Friday 19 January 2018

Tom Meagher: 'Goodbye my beautiful, funny girl. I will love you forever'

JILL Meagher's father George is overcome by grief as he and his wife
Edith, son Michael and Jill's husband Tom, right, watch a flock of doves
fly away at the end of her funeral at Fawkner Memorial Park in Melbourne yesterday
JILL Meagher's father George is overcome by grief as he and his wife Edith, son Michael and Jill's husband Tom, right, watch a flock of doves fly away at the end of her funeral at Fawkner Memorial Park in Melbourne yesterday
Jill's relatives release 29 white doves at her funeral in Fawkner Memorial Park, Melbourne, Australia
Jill Meagher
Jill's uncle Michael McKeon and a family member at the memorial Mass at St Peter's Church, Drogheda.
Jill's poem to her husband for their wedding day.

James Dowling Melbourne

"SLAN abhaile mo chara, safe home my friend."

The last words of a grieving husband Tom Meagher to his beautiful wife who was violently taken from him two weeks ago.

He said: "I could not have asked for more loyalty, happiness, fun and most importantly love.

"Goodbye my beautiful, funny girl. I'll love you forever."

Yesterday's funeral of Australian murder victim Jill Meagher was moving, and at times uproariously funny -- but always tinged with an inestimable sense of loss.

More than 120 family and friends gathered in Melbourne's northside to remember Jill.

The 29-year-old from Drogheda, Co Louth, was found in a shallow grave west of the city last weekend, after being missing for almost a week.

Her parents George and Edith McKeon, brother Michael, husband Tom, his sister and two friends remembered Jill's unique and quirky life and did not dwell on the horrible moments that ended it.
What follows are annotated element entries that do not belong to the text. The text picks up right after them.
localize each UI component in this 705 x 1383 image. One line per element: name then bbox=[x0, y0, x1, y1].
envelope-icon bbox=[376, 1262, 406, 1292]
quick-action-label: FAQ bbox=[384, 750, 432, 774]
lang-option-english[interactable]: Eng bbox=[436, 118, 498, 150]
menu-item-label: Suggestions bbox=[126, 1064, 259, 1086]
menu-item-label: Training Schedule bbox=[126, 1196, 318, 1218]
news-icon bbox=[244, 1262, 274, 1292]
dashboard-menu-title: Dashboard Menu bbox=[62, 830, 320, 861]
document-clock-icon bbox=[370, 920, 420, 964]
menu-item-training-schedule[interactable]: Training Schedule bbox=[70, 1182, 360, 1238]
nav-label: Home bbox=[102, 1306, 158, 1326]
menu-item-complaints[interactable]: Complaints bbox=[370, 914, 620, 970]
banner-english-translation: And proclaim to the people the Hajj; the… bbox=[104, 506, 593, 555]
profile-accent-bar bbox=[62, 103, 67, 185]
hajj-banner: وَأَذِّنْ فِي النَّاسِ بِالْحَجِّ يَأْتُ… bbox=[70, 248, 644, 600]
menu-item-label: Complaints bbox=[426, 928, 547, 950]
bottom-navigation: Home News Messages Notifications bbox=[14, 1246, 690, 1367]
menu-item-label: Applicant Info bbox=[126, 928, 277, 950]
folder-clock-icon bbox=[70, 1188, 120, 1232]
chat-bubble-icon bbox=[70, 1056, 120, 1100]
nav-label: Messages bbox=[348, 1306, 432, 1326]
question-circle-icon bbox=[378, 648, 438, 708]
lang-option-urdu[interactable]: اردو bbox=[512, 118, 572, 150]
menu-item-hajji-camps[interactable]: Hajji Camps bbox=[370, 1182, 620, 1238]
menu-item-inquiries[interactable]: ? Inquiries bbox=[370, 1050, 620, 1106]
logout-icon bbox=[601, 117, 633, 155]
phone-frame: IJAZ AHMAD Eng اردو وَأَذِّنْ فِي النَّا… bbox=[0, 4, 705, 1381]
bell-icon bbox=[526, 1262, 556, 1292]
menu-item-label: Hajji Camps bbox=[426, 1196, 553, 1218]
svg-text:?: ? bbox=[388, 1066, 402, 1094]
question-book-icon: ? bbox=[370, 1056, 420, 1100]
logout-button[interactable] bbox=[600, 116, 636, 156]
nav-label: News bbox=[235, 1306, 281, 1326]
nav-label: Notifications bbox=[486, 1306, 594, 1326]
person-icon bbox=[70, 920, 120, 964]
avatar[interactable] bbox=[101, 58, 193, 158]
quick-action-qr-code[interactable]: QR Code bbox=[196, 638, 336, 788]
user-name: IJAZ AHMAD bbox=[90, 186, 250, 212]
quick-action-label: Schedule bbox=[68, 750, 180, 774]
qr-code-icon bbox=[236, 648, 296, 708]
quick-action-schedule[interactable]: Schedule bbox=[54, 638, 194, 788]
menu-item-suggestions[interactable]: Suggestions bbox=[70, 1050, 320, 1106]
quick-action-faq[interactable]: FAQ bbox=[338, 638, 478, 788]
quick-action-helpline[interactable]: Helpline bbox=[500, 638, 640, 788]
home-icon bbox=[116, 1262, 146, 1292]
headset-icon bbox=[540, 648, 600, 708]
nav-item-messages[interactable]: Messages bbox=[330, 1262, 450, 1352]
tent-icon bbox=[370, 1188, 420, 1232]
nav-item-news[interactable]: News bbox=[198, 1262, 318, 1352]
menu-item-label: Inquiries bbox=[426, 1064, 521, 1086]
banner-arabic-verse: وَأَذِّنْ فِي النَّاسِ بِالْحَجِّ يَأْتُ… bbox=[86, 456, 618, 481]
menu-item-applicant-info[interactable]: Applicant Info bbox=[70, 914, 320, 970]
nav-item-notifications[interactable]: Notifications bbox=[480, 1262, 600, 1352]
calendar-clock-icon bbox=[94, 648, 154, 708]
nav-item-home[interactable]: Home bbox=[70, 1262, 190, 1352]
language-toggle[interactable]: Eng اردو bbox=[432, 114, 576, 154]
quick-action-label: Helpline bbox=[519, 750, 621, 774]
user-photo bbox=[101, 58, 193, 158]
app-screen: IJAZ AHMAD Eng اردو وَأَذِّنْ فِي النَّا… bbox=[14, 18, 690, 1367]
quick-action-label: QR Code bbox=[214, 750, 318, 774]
Local man Adrian Ernest Bayley (41) has been charged with her murder.

Shrine

The only acknowledgment of the circumstances which ended her life was the handing of white ribbons for a charity that fights violence against women, given to the 120 invited guests to the private service at Fawkner Memorial Park.

The family released 29 white doves -- one for each year of her life, a symbol of her free spirit.
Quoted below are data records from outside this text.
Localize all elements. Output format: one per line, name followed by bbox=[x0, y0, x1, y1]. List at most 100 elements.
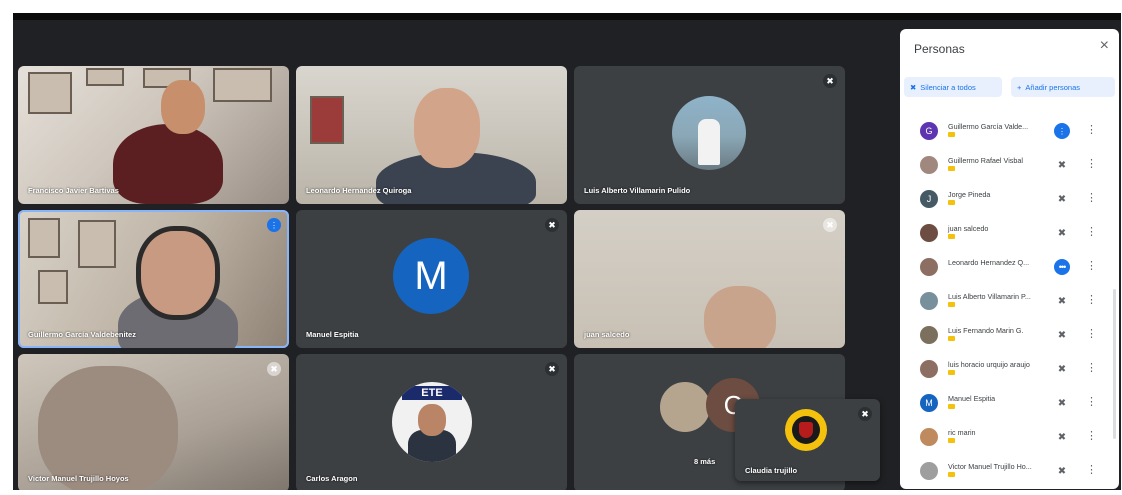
more-vert-icon[interactable]: ⋮ bbox=[1086, 293, 1097, 306]
mic-off-icon: ✖ bbox=[1057, 329, 1067, 341]
participant-name: Luis Alberto Villamarin Pulido bbox=[584, 186, 691, 195]
more-vert-icon[interactable]: ⋮ bbox=[1086, 429, 1097, 442]
add-people-label: Añadir personas bbox=[1025, 82, 1081, 92]
mute-all-button[interactable]: ✖ Silenciar a todos bbox=[904, 77, 1002, 97]
people-panel: Personas × ✖ Silenciar a todos + Añadir … bbox=[900, 29, 1119, 489]
video-tile-victor[interactable]: ✖ Victor Manuel Trujillo Hoyos bbox=[18, 354, 289, 490]
participant-name: Manuel Espitia bbox=[306, 330, 359, 339]
participant-name: Guillermo García Valde... bbox=[948, 122, 1029, 131]
more-vert-icon[interactable]: ⋮ bbox=[1086, 463, 1097, 476]
badge-icon bbox=[948, 166, 955, 171]
mic-off-icon: ✖ bbox=[1057, 227, 1067, 239]
avatar bbox=[920, 428, 938, 446]
video-tile-francisco[interactable]: Francisco Javier Bartivas bbox=[18, 66, 289, 204]
badge-icon bbox=[948, 234, 955, 239]
wall-picture bbox=[38, 270, 68, 304]
more-vert-icon[interactable]: ⋮ bbox=[1086, 361, 1097, 374]
badge-icon bbox=[948, 370, 955, 375]
participant-row[interactable]: Leonardo Hernandez Q... ••• ⋮ bbox=[900, 250, 1119, 284]
participant-row[interactable]: ric marin ✖ ⋮ bbox=[900, 420, 1119, 454]
participant-name: ric marin bbox=[948, 428, 976, 437]
participant-name: Francisco Javier Bartivas bbox=[28, 186, 119, 195]
participant-name: Carlos Aragon bbox=[306, 474, 358, 483]
participant-name: Guillermo Rafael Visbal bbox=[948, 156, 1023, 165]
badge-icon bbox=[948, 132, 955, 137]
participant-photo bbox=[658, 380, 712, 434]
mic-off-icon: ✖ bbox=[1057, 159, 1067, 171]
badge-icon bbox=[948, 404, 955, 409]
badge-icon bbox=[948, 472, 955, 477]
video-tile-juan[interactable]: ✖ juan salcedo bbox=[574, 210, 845, 348]
panel-title: Personas bbox=[914, 42, 965, 56]
mic-off-icon: ✖ bbox=[545, 218, 559, 232]
mic-off-icon: ✖ bbox=[823, 218, 837, 232]
video-tile-luis-alberto[interactable]: ✖ Luis Alberto Villamarin Pulido bbox=[574, 66, 845, 204]
avatar bbox=[920, 360, 938, 378]
floating-video-tile[interactable]: ✖ Claudia trujillo bbox=[735, 399, 880, 481]
audio-level-icon: ⋮ bbox=[1054, 123, 1070, 139]
mic-off-icon: ✖ bbox=[823, 74, 837, 88]
participant-row[interactable]: Luis Alberto Villamarin P... ✖ ⋮ bbox=[900, 284, 1119, 318]
participant-row[interactable]: J Jorge Pineda ✖ ⋮ bbox=[900, 182, 1119, 216]
scrollbar[interactable] bbox=[1113, 289, 1116, 439]
avatar: M bbox=[920, 394, 938, 412]
more-vert-icon[interactable]: ⋮ bbox=[1086, 225, 1097, 238]
mic-off-icon: ✖ bbox=[910, 82, 917, 92]
participant-row[interactable]: juan salcedo ✖ ⋮ bbox=[900, 216, 1119, 250]
wall-picture bbox=[28, 72, 72, 114]
participant-name: Manuel Espitia bbox=[948, 394, 996, 403]
badge-icon bbox=[948, 200, 955, 205]
video-tile-carlos[interactable]: ✖ ETE Carlos Aragon bbox=[296, 354, 567, 490]
more-vert-icon[interactable]: ⋮ bbox=[1086, 157, 1097, 170]
badge-icon bbox=[948, 302, 955, 307]
mic-off-icon: ✖ bbox=[858, 407, 872, 421]
participant-name: Luis Alberto Villamarin P... bbox=[948, 292, 1031, 301]
avatar: G bbox=[920, 122, 938, 140]
participant-name: Jorge Pineda bbox=[948, 190, 991, 199]
avatar bbox=[920, 258, 938, 276]
more-vert-icon[interactable]: ⋮ bbox=[1086, 123, 1097, 136]
mic-off-icon: ✖ bbox=[1057, 431, 1067, 443]
audio-level-icon: ⋮ bbox=[267, 218, 281, 232]
mic-off-icon: ✖ bbox=[1057, 193, 1067, 205]
close-icon[interactable]: × bbox=[1100, 37, 1109, 55]
avatar bbox=[920, 224, 938, 242]
avatar: J bbox=[920, 190, 938, 208]
wall-picture bbox=[78, 220, 116, 268]
participant-avatar: M bbox=[393, 238, 469, 314]
participant-head bbox=[38, 366, 178, 490]
participant-name: luis horacio urquijo araujo bbox=[948, 360, 1030, 369]
mic-off-icon: ✖ bbox=[1057, 465, 1067, 477]
participant-row[interactable]: Victor Manuel Trujillo Ho... ✖ ⋮ bbox=[900, 454, 1119, 488]
participant-photo bbox=[672, 96, 746, 170]
more-vert-icon[interactable]: ⋮ bbox=[1086, 395, 1097, 408]
badge-icon bbox=[948, 438, 955, 443]
video-tile-guillermo[interactable]: ⋮ Guillermo García Valdebenitez bbox=[18, 210, 289, 348]
video-tile-manuel[interactable]: ✖ M Manuel Espitia bbox=[296, 210, 567, 348]
participant-row[interactable]: M Manuel Espitia ✖ ⋮ bbox=[900, 386, 1119, 420]
more-participants-label: 8 más bbox=[694, 457, 716, 466]
add-people-button[interactable]: + Añadir personas bbox=[1011, 77, 1115, 97]
mic-off-icon: ✖ bbox=[1057, 397, 1067, 409]
participant-name: Leonardo Hernandez Quiroga bbox=[306, 186, 412, 195]
mic-off-icon: ✖ bbox=[267, 362, 281, 376]
wall-picture bbox=[213, 68, 272, 102]
mic-off-icon: ✖ bbox=[1057, 363, 1067, 375]
more-vert-icon[interactable]: ⋮ bbox=[1086, 327, 1097, 340]
participant-photo: ETE bbox=[392, 382, 472, 462]
participant-name: juan salcedo bbox=[948, 224, 989, 233]
participant-row[interactable]: Guillermo Rafael Visbal ✖ ⋮ bbox=[900, 148, 1119, 182]
add-person-icon: + bbox=[1017, 82, 1022, 92]
participant-row[interactable]: G Guillermo García Valde... ⋮ ⋮ bbox=[900, 114, 1119, 148]
wall-picture bbox=[310, 96, 344, 144]
video-tile-leonardo[interactable]: Leonardo Hernandez Quiroga bbox=[296, 66, 567, 204]
more-vert-icon[interactable]: ⋮ bbox=[1086, 191, 1097, 204]
wall-picture bbox=[28, 218, 60, 258]
participant-name: Luis Fernando Marin G. bbox=[948, 326, 1024, 335]
more-vert-icon[interactable]: ⋮ bbox=[1086, 259, 1097, 272]
participant-name: Claudia trujillo bbox=[745, 466, 798, 475]
participant-head bbox=[704, 286, 776, 348]
participant-row[interactable]: luis horacio urquijo araujo ✖ ⋮ bbox=[900, 352, 1119, 386]
participant-row[interactable]: Luis Fernando Marin G. ✖ ⋮ bbox=[900, 318, 1119, 352]
more-horiz-icon: ••• bbox=[1054, 259, 1070, 275]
Her father George cried as he lifted his head skywards and waved goodbye to the doves. He gripped hold of Jill's heartbroken husband in a long embrace as the two consoled each other.
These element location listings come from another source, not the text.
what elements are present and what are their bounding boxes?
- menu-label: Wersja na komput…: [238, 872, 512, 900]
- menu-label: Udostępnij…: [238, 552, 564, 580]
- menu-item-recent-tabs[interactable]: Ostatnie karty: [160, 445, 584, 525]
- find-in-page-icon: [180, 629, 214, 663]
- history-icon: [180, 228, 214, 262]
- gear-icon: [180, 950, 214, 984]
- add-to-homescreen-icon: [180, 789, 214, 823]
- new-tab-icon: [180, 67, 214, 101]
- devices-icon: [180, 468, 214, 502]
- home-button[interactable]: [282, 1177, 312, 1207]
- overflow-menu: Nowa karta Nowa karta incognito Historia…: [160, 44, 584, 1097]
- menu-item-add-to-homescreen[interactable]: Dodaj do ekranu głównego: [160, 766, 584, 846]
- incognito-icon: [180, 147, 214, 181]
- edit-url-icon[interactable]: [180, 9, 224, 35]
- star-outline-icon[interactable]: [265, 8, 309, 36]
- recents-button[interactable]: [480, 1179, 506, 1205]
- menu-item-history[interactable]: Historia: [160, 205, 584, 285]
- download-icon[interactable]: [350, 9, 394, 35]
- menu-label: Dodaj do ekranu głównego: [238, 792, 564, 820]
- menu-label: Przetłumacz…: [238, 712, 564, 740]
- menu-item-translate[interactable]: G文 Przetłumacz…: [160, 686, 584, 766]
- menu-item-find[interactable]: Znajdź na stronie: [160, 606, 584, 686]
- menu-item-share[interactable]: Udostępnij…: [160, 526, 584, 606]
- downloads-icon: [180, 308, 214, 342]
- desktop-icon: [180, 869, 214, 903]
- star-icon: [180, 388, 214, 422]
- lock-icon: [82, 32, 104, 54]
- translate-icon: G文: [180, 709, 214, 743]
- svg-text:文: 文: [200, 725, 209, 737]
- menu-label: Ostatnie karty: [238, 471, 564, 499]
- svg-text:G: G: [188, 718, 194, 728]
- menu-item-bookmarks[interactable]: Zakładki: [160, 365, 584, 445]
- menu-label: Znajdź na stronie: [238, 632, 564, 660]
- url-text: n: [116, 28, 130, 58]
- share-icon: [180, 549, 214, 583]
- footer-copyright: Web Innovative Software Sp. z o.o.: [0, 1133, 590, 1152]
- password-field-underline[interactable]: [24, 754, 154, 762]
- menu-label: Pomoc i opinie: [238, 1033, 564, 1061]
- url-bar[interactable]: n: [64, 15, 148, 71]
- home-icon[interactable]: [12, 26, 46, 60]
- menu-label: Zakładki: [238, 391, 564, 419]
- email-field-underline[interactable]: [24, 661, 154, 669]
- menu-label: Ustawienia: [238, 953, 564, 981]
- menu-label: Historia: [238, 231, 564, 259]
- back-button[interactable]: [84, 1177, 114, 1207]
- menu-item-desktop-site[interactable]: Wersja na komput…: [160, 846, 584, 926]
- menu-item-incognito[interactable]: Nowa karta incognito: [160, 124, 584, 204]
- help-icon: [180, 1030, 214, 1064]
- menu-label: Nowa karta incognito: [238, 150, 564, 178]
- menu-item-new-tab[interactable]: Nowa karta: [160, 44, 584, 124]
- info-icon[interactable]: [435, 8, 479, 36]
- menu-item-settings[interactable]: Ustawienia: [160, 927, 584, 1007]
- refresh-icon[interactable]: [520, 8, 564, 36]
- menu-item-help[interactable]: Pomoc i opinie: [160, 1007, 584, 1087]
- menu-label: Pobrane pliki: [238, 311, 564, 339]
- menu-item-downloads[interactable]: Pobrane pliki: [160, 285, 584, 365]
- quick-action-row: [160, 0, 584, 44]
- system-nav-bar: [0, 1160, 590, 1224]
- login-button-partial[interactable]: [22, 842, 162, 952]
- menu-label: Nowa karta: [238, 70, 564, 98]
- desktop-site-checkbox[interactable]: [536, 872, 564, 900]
Earlier there was laughter, brightly coloured high-heels -- a tribute to Jill's colourful sense of style -- and even dancing in the chapel's aisles to Queen's 'Under Pressure'.

In an emotional tribute Mr Meagher said his "beautiful wife" was happiest when making someone else laugh.

He spoke of an impulsive woman -- who instantly hated her tattoo and who was the only person he knew to have 20 jobs in 17 months.

Mrs McKeon spoke lovingly of her "fantastic" daughter.

She said: "From the moment she was born she was just so funny, just so goofy.

"She had a great love for the craic -- all you Australians have known Jill long enough to know what that means.

Jill's brother Michael said: "I am lost without her but I don't think she is gone. She is with us always."

Earlier, Jill's dad George spoke through tears as he read the birthday card he gave her on her 22nd birthday, adding: "I'm looking ahead to the time when I can see you and be with you again."

The service ended with Ms Meagher's favourite tune, Mama Cass Elliott's 'Make Your Own Kind of Music'.

Although the funeral was a private affair, the family later stopped briefly at the Brunswick Baptist Church on Sydney Road -- metres from where Jill was last seen alive.

It has become a public shrine to Jill's memory and not the crime which took her from us.